Hanum menatap tajam pada Wulan. Hanum sepertinya sedang menunggu reaksi Wulan selanjutnya.

"Masih banyak bukti lainnya yang  dapat saya tunjukkan. Bu Wulan siap?" tanya Hanum dengan penuh ketegasan.

Wulan diam. Tak menolak ataupun mengiyakan. Semuanya ini terlalu di luar dugaannya. Bahkan bagi Wulan, semua yang sedang berjajar di hadapannya ini bak petir menyambar di siang bolong saja rasanya.
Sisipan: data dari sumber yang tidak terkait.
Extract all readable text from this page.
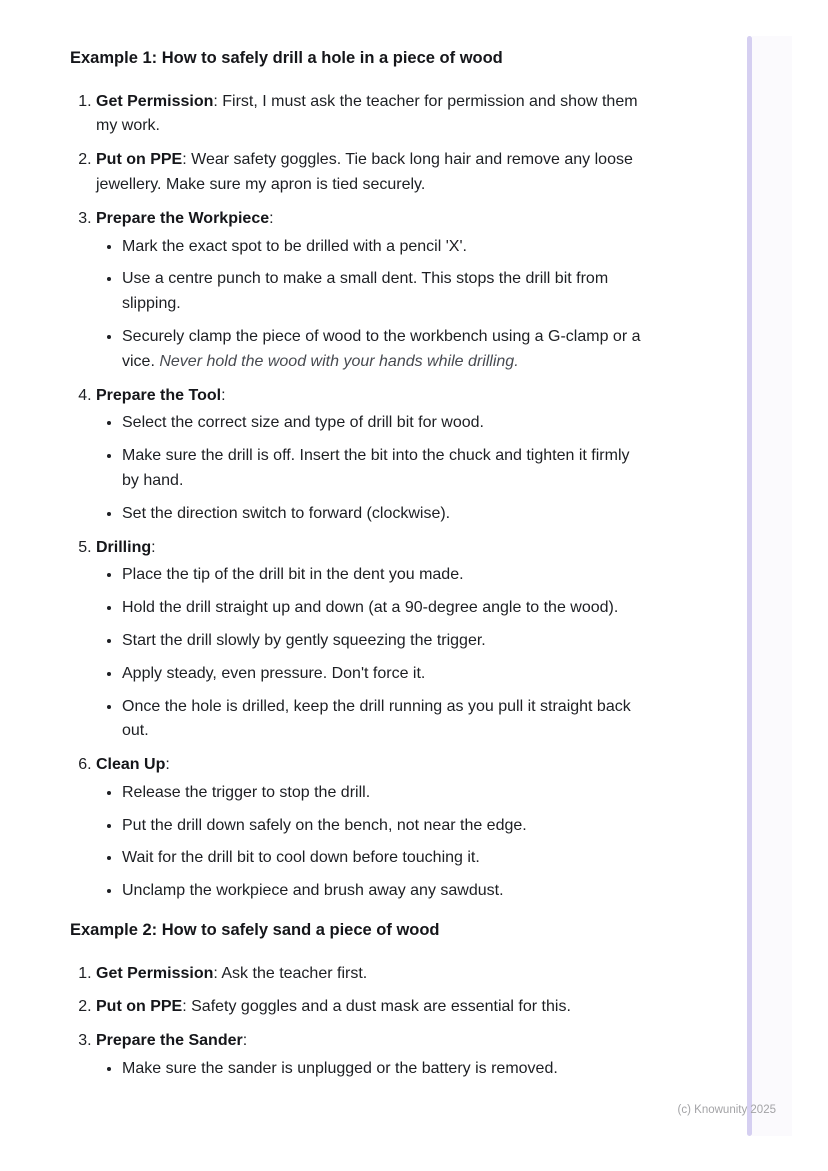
Example 1: How to safely drill a hole in a piece of wood
1. Get Permission: First, I must ask the teacher for permission and show them my work.
2. Put on PPE: Wear safety goggles. Tie back long hair and remove any loose jewellery. Make sure my apron is tied securely.
3. Prepare the Workpiece:
• Mark the exact spot to be drilled with a pencil 'X'.
• Use a centre punch to make a small dent. This stops the drill bit from slipping.
• Securely clamp the piece of wood to the workbench using a G-clamp or a vice. Never hold the wood with your hands while drilling.
4. Prepare the Tool:
• Select the correct size and type of drill bit for wood.
• Make sure the drill is off. Insert the bit into the chuck and tighten it firmly by hand.
• Set the direction switch to forward (clockwise).
5. Drilling:
• Place the tip of the drill bit in the dent you made.
• Hold the drill straight up and down (at a 90-degree angle to the wood).
• Start the drill slowly by gently squeezing the trigger.
• Apply steady, even pressure. Don't force it.
• Once the hole is drilled, keep the drill running as you pull it straight back out.
6. Clean Up:
• Release the trigger to stop the drill.
• Put the drill down safely on the bench, not near the edge.
• Wait for the drill bit to cool down before touching it.
• Unclamp the workpiece and brush away any sawdust.
Example 2: How to safely sand a piece of wood
1. Get Permission: Ask the teacher first.
2. Put on PPE: Safety goggles and a dust mask are essential for this.
3. Prepare the Sander:
• Make sure the sander is unplugged or the battery is removed.
(c) Knowunity 2025
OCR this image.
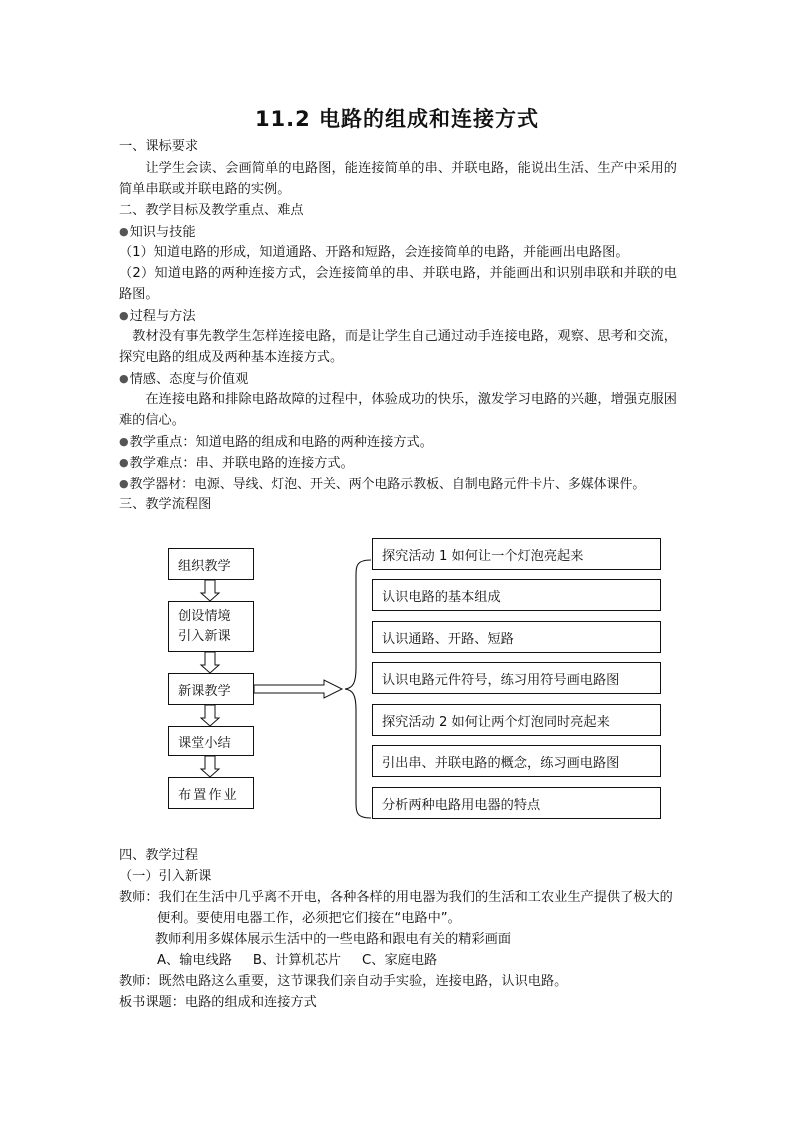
11.2 电路的组成和连接方式
一、课标要求
让学生会读、会画简单的电路图，能连接简单的串、并联电路，能说出生活、生产中采用的简单串联或并联电路的实例。
二、教学目标及教学重点、难点
●知识与技能
（1）知道电路的形成，知道通路、开路和短路，会连接简单的电路，并能画出电路图。
（2）知道电路的两种连接方式，会连接简单的串、并联电路，并能画出和识别串联和并联的电路图。
●过程与方法
教材没有事先教学生怎样连接电路，而是让学生自己通过动手连接电路，观察、思考和交流，探究电路的组成及两种基本连接方式。
●情感、态度与价值观
在连接电路和排除电路故障的过程中，体验成功的快乐，激发学习电路的兴趣，增强克服困难的信心。
●教学重点：知道电路的组成和电路的两种连接方式。
●教学难点：串、并联电路的连接方式。
●教学器材：电源、导线、灯泡、开关、两个电路示教板、自制电路元件卡片、多媒体课件。
三、教学流程图
组织教学
创设情境
引入新课
新课教学
课堂小结
布置作业
探究活动 1 如何让一个灯泡亮起来
认识电路的基本组成
认识通路、开路、短路
认识电路元件符号，练习用符号画电路图
探究活动 2 如何让两个灯泡同时亮起来
引出串、并联电路的概念，练习画电路图
分析两种电路用电器的特点
四、教学过程
（一）引入新课
教师：我们在生活中几乎离不开电，各种各样的用电器为我们的生活和工农业生产提供了极大的便利。要使用电器工作，必须把它们接在“电路中”。
教师利用多媒体展示生活中的一些电路和跟电有关的精彩画面
A、输电线路     B、计算机芯片     C、家庭电路
教师：既然电路这么重要，这节课我们亲自动手实验，连接电路，认识电路。
板书课题：电路的组成和连接方式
"Jadi Ibu adalah istri Mas Damar? Ibu bukan sekadar kerabat jauh seperti yang dikatakan Mas Damar selama ini kepada saya?" tanya Wulan dengan bibir yang gemetar. 

Lirih, tak lagi tegas seperti sebelumnya. 

Tak ada lagi kekuatan untuk menatap wajah Hanum. Harga diri Wulan runtuh saat harus mengakui jika dirinya tak lebih hanya seorang istri kedua, bukan pertama apalagi satu-satunya.

Hanya gelengan yang sekilas dilihat Wulan dari kepala Hanum sebagai jawaban atas pertanyaannya. Cukup untuk membuat hati Wulan semakin terkoyak-koyak.

"Kami masih terikat sebagai suami istri. Tak ada talak, apalagi surat cerai. Dan mau tidak mau Bu Wulan harus mengakui, Ibu merupakan orang ketiga dalam rumah tangga kami, saya dan Mas Damar."

Tegas ucapan itu dilontarkan Hanum. Dan sukses membuat hati Wulan semakin nyeri hingga nyaris tak mampu lagi mengangkat wajahnya. Apakah dirinya menjadi wanita kedua? Perusak rumah tangga wanita lainnya?